Like most such deaths, this one too was easily reduced to a question of compensation. U. Lakshmikanthan, Deputy Commissioner of Labour, stated that after reading the media reports on the deaths, he suo moto initiated a complaint, summoning representatives of the university and the employer to his office. But his intervention was only to adjudicate on the amount of compensation that would be paid to the family of the deceased as per the statutes of the Employees Compensation Act 1923. This Act discusses the terms on which compensation will be paid by the employer in the event of the death or disability of an employee. It doesn’t have anything to say on questions of occupational health in the strict sense. Lakshmikanthan did not disclose the compensation that had been decided but the maximum allowed under the law is approximately Rs 11 lakh.

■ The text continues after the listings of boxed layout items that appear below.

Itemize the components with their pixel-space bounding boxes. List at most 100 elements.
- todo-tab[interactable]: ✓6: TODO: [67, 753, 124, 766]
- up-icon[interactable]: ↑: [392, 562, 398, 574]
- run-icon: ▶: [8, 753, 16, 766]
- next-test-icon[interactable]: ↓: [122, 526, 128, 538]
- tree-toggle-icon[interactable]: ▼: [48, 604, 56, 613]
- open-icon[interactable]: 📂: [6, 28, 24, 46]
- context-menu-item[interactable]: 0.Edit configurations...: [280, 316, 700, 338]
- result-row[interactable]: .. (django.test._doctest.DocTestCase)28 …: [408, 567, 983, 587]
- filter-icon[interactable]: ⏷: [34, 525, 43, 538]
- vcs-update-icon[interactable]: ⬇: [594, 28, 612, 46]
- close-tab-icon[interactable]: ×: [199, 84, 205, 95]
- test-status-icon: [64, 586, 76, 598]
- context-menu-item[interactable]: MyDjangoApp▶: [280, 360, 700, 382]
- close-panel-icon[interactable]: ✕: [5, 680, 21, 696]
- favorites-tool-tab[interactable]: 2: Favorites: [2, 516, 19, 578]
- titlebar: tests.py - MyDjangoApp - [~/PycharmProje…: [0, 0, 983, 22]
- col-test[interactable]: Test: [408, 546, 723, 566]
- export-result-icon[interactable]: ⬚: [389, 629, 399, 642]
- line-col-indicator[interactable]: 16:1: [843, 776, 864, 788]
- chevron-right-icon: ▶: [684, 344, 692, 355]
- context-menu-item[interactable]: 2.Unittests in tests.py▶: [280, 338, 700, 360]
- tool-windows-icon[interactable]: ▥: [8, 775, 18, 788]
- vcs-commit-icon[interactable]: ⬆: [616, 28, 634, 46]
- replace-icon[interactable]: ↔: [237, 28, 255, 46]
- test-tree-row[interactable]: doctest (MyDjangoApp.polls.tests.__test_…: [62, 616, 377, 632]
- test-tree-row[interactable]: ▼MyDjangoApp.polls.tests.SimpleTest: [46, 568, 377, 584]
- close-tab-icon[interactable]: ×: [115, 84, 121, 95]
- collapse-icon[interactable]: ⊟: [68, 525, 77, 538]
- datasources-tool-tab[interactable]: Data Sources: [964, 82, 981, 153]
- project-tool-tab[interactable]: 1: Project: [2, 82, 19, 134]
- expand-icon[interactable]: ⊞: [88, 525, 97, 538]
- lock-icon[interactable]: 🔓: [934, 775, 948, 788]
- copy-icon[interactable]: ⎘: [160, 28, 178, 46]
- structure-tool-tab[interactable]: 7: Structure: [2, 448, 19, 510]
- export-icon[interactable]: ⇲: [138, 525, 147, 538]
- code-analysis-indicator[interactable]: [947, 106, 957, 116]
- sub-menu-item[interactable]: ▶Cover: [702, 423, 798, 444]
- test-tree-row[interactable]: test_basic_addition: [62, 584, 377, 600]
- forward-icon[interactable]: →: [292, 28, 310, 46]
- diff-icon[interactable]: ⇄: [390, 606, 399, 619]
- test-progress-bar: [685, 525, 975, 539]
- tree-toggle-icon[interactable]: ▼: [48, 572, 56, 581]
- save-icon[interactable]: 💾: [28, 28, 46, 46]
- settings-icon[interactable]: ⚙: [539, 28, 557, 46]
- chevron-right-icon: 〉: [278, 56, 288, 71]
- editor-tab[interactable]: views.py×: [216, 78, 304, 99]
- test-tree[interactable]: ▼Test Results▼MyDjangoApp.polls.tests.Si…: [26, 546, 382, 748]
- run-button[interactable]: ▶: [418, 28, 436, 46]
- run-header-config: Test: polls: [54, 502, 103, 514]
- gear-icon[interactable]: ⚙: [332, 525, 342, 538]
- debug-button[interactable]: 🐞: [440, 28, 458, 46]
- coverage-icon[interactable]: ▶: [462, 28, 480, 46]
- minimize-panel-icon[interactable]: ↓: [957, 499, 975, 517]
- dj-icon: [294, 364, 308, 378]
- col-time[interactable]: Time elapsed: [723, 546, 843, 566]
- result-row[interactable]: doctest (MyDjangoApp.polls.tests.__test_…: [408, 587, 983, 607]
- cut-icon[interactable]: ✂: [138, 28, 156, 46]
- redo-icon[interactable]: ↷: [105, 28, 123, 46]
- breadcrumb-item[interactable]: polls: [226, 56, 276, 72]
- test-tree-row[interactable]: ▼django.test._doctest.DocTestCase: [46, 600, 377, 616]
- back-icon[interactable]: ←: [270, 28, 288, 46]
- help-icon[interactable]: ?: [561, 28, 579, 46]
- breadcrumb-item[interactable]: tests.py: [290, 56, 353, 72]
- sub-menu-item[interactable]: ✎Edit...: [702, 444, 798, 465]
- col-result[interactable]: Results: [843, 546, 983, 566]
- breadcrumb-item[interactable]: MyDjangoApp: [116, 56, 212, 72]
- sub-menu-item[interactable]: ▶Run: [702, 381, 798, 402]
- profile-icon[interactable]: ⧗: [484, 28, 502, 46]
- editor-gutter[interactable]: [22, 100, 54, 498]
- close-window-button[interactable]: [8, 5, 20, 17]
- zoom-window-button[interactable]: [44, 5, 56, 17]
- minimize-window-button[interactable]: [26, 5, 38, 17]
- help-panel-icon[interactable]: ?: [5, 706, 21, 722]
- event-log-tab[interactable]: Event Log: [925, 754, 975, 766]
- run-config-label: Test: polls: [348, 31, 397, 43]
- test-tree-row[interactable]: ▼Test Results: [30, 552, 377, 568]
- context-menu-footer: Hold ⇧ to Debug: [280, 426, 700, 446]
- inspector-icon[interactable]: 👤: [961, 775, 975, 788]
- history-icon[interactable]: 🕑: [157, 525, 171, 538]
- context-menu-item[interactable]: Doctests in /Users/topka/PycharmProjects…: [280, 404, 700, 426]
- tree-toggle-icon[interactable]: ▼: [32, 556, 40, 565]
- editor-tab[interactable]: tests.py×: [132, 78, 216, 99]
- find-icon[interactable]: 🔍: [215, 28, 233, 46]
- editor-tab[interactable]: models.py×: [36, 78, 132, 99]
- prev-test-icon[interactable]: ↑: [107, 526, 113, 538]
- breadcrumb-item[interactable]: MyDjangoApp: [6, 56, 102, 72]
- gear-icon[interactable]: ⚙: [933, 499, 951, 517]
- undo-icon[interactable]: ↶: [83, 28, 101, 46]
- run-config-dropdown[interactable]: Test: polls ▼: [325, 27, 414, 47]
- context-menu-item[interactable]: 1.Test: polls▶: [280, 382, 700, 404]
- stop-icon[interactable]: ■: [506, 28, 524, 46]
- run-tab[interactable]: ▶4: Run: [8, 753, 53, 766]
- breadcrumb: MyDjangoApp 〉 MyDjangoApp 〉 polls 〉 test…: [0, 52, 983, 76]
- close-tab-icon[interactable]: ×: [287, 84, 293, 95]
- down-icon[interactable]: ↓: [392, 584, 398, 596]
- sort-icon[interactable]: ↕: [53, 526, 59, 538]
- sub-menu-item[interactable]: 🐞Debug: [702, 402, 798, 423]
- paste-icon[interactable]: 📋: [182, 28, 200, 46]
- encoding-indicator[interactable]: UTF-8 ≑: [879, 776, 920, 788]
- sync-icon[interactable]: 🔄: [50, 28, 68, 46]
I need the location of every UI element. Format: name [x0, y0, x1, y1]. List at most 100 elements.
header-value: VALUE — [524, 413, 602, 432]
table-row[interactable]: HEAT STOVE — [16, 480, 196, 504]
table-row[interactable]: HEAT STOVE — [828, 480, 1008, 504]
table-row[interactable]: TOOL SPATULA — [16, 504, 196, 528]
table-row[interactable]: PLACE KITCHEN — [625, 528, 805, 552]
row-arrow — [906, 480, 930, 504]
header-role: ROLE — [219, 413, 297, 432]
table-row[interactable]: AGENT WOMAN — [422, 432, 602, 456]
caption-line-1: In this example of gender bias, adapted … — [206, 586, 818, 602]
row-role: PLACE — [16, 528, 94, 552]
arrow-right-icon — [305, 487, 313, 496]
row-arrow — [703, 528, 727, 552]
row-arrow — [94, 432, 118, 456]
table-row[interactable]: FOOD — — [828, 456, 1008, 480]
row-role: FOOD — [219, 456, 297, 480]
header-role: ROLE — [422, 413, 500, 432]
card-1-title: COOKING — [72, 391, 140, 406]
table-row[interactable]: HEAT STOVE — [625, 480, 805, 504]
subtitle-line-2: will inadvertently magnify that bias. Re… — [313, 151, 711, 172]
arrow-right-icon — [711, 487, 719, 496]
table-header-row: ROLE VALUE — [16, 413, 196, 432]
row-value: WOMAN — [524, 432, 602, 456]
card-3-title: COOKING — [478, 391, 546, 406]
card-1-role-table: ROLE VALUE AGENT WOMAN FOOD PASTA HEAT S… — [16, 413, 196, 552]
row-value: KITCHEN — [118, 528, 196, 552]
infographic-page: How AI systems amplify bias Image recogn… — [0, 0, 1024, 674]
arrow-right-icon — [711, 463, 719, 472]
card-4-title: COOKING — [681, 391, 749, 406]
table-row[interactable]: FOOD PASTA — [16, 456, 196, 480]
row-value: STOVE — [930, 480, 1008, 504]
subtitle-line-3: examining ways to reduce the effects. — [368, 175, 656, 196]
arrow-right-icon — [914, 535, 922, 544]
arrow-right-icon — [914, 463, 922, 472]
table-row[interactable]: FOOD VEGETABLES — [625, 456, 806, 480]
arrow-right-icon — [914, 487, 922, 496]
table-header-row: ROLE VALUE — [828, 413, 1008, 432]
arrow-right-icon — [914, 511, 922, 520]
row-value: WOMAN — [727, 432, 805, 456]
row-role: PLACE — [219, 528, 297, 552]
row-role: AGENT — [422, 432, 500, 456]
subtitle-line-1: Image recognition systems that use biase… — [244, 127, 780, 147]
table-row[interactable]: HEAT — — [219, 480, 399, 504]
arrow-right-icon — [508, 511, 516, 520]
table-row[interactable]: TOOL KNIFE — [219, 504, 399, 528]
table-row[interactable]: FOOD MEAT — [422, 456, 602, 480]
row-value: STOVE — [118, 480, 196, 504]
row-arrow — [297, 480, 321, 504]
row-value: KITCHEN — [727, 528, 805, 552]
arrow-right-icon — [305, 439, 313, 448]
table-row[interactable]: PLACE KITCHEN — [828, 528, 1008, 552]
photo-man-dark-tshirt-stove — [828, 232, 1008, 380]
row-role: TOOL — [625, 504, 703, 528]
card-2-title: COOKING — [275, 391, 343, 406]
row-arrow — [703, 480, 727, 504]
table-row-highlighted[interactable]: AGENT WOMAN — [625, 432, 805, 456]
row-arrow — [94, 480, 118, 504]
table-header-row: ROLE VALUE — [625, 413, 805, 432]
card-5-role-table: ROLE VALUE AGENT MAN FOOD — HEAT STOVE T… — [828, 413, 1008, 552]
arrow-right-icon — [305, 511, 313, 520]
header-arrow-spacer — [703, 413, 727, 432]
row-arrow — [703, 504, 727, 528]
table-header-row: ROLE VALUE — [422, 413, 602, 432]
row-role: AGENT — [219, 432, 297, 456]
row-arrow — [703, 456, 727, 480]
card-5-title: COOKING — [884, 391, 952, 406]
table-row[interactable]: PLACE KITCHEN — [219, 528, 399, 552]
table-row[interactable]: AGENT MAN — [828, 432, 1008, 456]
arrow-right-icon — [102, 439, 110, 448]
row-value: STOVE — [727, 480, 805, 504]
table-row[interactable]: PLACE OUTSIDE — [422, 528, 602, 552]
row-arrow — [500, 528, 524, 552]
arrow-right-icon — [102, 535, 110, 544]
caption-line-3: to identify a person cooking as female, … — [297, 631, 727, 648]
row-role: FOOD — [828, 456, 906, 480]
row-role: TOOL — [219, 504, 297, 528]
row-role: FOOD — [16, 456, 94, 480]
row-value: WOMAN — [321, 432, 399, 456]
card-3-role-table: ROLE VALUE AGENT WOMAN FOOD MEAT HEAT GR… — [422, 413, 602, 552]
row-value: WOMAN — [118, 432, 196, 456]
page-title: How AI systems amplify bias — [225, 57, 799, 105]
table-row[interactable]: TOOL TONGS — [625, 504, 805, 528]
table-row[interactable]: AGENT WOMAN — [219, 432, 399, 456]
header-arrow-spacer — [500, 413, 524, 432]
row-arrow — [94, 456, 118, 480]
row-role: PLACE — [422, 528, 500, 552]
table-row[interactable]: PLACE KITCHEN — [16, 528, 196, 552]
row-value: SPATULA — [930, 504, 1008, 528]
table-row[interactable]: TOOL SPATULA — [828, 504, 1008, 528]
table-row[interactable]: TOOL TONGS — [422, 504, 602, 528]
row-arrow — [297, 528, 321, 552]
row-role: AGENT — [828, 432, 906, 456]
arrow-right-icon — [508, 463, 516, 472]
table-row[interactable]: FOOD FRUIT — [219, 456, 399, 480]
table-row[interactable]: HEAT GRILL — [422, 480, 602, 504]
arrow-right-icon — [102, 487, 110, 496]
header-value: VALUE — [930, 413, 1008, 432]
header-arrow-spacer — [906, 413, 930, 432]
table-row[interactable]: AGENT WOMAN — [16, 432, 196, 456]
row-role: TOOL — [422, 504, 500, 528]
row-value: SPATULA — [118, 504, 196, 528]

The Directorate of Industrial Health and Safety (DISH) … reacted quite differently. P. Bose, the director of DISH, stated that after a preliminary investigation, it was decided that the case did not fall within his purview. It didn’t come under the Factories Act 1948 as Kavimeena Rubber Products employed less than ten people and the incident happened outside the manufacturing premises. It also wasn’t covered by the Building And Other Construction Workers (Regulation Of Employment And Conditions Of Service) Act, 1996, because – again – more than ten workers were required for the Act to apply as well as the fact that the cost of construction had to be more than ten lakh rupees.
An inspector-cum-facilitator abiding by risk-based protocols and time limits may never see the full picture of a fragmented workforce and may lack both the mandate and the institutional backing to piece it together. In the event of a serious injury or death, thus, principal employers and contractors can still argue over who — if anyone — had a direct employment relationship with the worker and whether the work even fell within the categories the codes explicitly regulate.
Finally, in the Ministry’s announcement, there are paragraphs on beedi rollers, plantation workers, media workers, mine workers, IT staff, dock workers, and export units — but no discussion of sanitation workers employed through layers of contractors and others who perform tasks that often amount to manual scavenging by another name, and where deaths are frequent.
For these workers, the concerns are still whether the principal employer can keep them off the books and whether inspectors and courts will push past the chain of contracts to fix liability on those who control the work and profit from it. The codes contain some tools that could help — e.g. treating workers supplied by an unlicensed contractor as if they were directly employed by the principal employer — but the communique overall only highlights more general welfare themes.
Indian labour law has long been more protective than practice on the ground would suggest. The codes plug some genuine gaps, update definitions, consolidate a mosaic of statutes, and extend certain obligations. But for informal workers or those working in small, unregistered units, reform continues to depend on whether employers and contractors are registered at all, whether inspectors have the mandate and capacity to look beyond paperwork, and whether state governments choose to use the discretion the codes give them to broaden coverage.